A indefinição dessa “visão” se volta para a protagonista, Etsuko. O livro a retrata em dois momentos: vivendo na Inglaterra, relembrando o passado na companhia de sua filha mais nova, e décadas antes, grávida da primeira filha, vivendo em uma Nagasaki do pós-guerra, quando conheceu Sachiko. Embora tudo seja narrado a partir do ponto de vista de Etsuko, não se trata de narradora não confiável, nem de um acerto de contas conclusivo, mas do exercício de contemplação do tempo e das relações. Especificamente, as relações entre gerações e diferentes realidades.

Etsuko e Sachiko são duas mulheres cujas casas são separadas por uma estrada enlameada e cheia de insetos. A dificuldade em atravessá-la parece refletir a comunicação truncada que se estabelece entre elas. Sachiko, já com uma filha e esperando notícias de um norte-americano que prometeu levá-la para os Estados Unidos, alterna entre sonhar com o país novo — onde a filha poderá ser até mulher de negócios no futuro —, o jogo de louças que lembra um passado luxuoso e o presente repleto de dificuldades. Não à toa, ela lembra personagens norte-americanas como Blanche DuBois, de Um bonde chamado desejo ou Martha, de Quem tem medo de Virginia Woolf?, com sua desconexão trágica da realidade e revelações pessoais feitas de maneira crua e desconcertante.

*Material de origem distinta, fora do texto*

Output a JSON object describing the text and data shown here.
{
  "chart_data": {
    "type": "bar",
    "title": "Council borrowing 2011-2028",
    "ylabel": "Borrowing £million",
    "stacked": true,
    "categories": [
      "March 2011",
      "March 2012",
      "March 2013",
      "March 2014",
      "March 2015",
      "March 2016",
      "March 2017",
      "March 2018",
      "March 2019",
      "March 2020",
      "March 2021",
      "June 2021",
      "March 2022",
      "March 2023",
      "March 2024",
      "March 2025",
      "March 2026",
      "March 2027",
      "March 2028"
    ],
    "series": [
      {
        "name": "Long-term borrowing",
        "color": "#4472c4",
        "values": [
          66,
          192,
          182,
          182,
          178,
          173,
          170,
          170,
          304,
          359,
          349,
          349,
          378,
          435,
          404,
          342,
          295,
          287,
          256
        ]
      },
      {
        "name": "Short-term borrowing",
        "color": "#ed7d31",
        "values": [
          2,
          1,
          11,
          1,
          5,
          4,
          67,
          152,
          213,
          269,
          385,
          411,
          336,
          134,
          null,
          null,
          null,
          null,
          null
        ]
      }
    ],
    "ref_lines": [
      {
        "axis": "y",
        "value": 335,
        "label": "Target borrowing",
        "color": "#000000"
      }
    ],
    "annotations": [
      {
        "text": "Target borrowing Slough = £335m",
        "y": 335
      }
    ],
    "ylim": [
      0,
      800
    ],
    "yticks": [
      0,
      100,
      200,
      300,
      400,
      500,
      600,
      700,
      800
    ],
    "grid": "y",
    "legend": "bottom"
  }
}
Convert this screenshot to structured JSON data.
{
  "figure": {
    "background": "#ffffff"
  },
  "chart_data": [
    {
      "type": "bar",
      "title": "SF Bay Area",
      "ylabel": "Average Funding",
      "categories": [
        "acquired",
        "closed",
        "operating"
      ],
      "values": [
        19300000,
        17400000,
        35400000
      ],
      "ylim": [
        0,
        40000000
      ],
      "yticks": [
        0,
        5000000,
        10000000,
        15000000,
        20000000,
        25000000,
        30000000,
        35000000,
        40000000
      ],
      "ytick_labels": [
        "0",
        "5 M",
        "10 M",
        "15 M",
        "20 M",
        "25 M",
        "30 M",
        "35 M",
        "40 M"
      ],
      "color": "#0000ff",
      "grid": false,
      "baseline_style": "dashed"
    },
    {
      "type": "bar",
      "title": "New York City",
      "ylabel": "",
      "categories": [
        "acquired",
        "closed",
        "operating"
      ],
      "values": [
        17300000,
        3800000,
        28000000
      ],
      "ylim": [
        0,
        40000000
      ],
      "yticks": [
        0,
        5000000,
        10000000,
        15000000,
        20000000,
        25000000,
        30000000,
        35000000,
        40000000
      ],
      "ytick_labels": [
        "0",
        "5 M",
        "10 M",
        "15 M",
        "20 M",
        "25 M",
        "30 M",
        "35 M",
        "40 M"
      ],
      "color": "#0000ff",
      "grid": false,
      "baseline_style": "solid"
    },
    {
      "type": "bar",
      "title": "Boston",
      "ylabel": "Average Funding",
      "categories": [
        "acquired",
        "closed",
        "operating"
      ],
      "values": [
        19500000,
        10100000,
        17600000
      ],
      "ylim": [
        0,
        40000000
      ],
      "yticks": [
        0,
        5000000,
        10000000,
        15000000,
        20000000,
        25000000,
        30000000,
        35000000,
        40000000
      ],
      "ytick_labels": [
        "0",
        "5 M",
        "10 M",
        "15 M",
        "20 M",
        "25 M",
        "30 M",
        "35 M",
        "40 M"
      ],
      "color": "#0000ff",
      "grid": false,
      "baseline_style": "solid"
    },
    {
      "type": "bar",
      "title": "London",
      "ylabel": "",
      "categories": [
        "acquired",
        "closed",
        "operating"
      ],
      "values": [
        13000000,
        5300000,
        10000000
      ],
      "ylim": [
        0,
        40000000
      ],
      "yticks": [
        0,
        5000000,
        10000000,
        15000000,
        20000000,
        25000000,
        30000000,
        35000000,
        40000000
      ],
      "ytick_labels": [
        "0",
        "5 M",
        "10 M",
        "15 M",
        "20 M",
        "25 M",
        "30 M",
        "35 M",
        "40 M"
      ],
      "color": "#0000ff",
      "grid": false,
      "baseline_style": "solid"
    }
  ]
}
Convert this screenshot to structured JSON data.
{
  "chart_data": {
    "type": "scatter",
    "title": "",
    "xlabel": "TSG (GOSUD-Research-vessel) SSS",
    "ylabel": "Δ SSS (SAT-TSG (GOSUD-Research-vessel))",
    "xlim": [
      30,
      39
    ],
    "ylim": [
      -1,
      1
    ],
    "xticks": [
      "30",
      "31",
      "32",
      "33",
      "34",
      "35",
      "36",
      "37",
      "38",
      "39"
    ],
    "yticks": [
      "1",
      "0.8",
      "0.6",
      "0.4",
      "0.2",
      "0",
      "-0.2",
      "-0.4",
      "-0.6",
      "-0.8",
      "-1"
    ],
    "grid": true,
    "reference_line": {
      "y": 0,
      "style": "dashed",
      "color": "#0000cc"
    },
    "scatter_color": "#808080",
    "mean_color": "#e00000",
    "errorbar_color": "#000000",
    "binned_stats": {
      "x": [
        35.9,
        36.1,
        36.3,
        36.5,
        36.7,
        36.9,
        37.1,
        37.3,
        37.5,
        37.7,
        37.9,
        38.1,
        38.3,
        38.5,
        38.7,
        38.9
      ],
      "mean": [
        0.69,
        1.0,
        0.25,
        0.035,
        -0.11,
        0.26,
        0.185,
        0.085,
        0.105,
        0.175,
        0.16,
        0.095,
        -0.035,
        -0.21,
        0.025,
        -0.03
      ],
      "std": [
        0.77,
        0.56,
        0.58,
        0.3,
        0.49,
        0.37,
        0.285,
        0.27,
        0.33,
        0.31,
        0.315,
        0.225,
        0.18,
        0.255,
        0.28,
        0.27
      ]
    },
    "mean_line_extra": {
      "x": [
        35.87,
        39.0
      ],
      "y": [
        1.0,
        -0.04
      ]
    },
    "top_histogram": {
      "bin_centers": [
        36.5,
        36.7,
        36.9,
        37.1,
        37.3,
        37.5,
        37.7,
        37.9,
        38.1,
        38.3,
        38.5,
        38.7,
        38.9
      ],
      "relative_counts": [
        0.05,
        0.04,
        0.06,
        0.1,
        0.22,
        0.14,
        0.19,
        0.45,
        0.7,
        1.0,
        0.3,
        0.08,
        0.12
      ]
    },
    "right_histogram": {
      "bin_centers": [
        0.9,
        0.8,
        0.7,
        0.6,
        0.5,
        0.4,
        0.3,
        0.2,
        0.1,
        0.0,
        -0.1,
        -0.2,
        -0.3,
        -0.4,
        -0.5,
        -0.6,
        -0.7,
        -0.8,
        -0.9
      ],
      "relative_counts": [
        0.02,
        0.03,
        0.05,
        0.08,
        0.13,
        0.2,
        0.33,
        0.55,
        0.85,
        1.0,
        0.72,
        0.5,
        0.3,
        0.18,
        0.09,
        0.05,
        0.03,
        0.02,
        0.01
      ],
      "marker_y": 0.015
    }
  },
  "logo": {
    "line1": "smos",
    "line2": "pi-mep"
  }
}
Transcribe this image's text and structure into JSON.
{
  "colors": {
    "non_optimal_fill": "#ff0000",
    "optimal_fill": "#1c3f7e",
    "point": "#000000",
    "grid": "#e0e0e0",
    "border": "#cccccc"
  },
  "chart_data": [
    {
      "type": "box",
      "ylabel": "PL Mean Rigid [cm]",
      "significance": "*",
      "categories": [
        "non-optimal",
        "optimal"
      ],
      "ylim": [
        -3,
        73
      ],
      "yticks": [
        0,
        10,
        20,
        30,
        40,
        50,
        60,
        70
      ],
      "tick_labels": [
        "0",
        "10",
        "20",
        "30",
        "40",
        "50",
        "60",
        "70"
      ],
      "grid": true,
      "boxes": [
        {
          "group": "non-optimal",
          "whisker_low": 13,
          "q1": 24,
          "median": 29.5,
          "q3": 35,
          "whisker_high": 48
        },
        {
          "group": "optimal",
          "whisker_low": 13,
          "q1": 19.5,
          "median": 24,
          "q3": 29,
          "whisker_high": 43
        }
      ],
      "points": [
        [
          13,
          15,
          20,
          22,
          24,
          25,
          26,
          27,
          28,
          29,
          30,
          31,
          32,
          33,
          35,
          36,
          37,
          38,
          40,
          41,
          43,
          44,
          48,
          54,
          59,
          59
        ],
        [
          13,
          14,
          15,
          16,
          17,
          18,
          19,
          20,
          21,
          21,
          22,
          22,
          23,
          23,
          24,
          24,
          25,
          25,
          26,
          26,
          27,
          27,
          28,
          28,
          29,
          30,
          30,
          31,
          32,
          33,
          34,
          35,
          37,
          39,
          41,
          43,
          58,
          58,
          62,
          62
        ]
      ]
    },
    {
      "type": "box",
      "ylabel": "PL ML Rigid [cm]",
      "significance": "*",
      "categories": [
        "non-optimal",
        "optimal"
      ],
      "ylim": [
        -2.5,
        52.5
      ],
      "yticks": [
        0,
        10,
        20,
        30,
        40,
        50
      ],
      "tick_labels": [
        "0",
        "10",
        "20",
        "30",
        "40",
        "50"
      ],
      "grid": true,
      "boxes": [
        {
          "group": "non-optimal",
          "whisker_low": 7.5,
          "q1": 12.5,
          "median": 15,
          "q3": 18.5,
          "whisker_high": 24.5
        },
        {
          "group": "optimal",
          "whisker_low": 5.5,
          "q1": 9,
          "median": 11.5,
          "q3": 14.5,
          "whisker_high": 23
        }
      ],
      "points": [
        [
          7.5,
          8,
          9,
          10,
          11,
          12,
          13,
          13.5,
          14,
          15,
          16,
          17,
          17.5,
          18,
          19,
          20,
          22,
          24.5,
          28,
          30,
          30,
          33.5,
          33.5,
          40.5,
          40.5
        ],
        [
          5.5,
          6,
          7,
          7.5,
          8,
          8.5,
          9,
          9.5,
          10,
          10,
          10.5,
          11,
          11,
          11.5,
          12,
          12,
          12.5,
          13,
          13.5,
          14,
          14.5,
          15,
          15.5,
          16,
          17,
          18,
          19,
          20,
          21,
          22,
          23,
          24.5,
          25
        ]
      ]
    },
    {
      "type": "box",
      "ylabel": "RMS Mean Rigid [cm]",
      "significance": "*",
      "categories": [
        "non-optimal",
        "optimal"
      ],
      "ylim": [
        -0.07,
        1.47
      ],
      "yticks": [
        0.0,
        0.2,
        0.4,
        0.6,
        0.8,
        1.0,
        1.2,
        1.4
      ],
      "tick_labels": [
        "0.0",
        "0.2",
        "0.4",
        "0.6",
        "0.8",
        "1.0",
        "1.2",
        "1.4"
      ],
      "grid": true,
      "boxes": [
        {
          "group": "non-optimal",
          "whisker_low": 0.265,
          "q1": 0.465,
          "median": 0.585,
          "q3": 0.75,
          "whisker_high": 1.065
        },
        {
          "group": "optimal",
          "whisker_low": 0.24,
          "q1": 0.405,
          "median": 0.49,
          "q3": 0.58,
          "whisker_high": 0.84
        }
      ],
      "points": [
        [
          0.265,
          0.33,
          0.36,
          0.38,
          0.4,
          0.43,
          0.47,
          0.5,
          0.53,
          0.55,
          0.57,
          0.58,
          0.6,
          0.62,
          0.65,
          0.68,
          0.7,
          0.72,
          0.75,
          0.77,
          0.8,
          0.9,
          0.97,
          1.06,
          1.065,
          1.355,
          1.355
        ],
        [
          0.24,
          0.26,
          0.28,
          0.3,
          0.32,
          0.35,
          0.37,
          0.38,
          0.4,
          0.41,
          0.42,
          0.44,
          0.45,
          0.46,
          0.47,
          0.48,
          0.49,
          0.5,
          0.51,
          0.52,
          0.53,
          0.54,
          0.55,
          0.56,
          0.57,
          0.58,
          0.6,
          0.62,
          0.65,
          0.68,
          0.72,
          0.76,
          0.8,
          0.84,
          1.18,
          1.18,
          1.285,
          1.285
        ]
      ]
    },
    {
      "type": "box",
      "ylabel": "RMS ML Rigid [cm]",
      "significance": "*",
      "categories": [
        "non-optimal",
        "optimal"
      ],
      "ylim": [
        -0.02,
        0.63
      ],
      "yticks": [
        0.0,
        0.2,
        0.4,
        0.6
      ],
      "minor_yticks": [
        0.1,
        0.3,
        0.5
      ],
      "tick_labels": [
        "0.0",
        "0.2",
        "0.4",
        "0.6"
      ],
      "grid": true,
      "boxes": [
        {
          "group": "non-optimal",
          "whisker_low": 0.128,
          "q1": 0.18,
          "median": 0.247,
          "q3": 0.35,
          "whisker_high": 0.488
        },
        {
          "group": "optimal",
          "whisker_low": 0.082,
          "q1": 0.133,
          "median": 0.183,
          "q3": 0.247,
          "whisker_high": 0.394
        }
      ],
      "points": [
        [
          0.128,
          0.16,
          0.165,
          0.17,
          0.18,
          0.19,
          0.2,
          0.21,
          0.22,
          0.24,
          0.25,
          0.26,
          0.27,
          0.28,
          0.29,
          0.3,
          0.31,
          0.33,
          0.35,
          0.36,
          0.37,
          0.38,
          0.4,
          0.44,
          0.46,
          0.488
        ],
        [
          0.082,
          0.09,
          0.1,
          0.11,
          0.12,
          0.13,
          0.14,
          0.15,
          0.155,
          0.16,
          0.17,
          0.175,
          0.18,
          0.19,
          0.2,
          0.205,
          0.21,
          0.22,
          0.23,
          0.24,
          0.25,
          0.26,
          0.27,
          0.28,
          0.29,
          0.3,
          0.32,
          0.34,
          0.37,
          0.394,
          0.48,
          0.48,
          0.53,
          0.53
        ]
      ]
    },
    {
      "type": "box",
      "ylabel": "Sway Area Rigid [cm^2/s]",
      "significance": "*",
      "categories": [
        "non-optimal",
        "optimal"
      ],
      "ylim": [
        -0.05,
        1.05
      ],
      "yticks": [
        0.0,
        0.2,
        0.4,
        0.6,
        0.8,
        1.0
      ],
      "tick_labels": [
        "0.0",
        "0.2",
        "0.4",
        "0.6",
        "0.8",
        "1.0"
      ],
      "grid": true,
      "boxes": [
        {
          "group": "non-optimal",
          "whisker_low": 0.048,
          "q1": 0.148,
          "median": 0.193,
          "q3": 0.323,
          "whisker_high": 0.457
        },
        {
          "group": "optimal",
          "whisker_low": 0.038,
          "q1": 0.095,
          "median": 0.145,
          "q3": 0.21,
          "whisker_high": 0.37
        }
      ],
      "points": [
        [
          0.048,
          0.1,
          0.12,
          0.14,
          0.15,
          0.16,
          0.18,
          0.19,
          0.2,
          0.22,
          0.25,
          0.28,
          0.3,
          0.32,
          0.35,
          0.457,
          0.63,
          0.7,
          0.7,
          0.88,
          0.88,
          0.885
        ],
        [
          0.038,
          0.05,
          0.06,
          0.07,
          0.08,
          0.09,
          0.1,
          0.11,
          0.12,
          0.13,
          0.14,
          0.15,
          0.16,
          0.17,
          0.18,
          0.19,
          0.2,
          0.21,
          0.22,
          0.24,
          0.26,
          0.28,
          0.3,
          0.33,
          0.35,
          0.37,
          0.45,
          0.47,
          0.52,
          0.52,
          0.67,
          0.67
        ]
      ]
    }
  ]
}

A realidade histórica do romance tem ecos na vida de Ishiguro, que nasceu no Japão e vive na Inglaterra
Mariko, a filha de Sachiko, é uma menina rebelde cujo apego parece ser exclusivo a seus gatos, única fonte de estabilidade para alguém cuja mãe está sempre pronta para mudar de endereço e até de país — e que fornece a Etsuko um primeiro sinal de que relações entre mães e filhas nem sempre são tranquilas como nuvens passando ao longe. Quando vemos Etsuko mais velha com a sua caçula, essa ideia se confirma. Se antes ela e Sachiko interagiam como estrangeiras, o tempo provou que não eram tão diferentes assim: Etsuko mudou de país, realizando o sonho — ou profecia — da outra e tem uma relação distante com a filha de um segundo casamento (também pagando pela língua dos julgamentos silenciosos que fazia por a vizinha ser mãe solo). Sem sabermos o que aconteceu com Sachiko, temos na vida de Etsuko posterior à mudança uma concretização sombria do que as duas elucubravam quando viviam em Nagasaki.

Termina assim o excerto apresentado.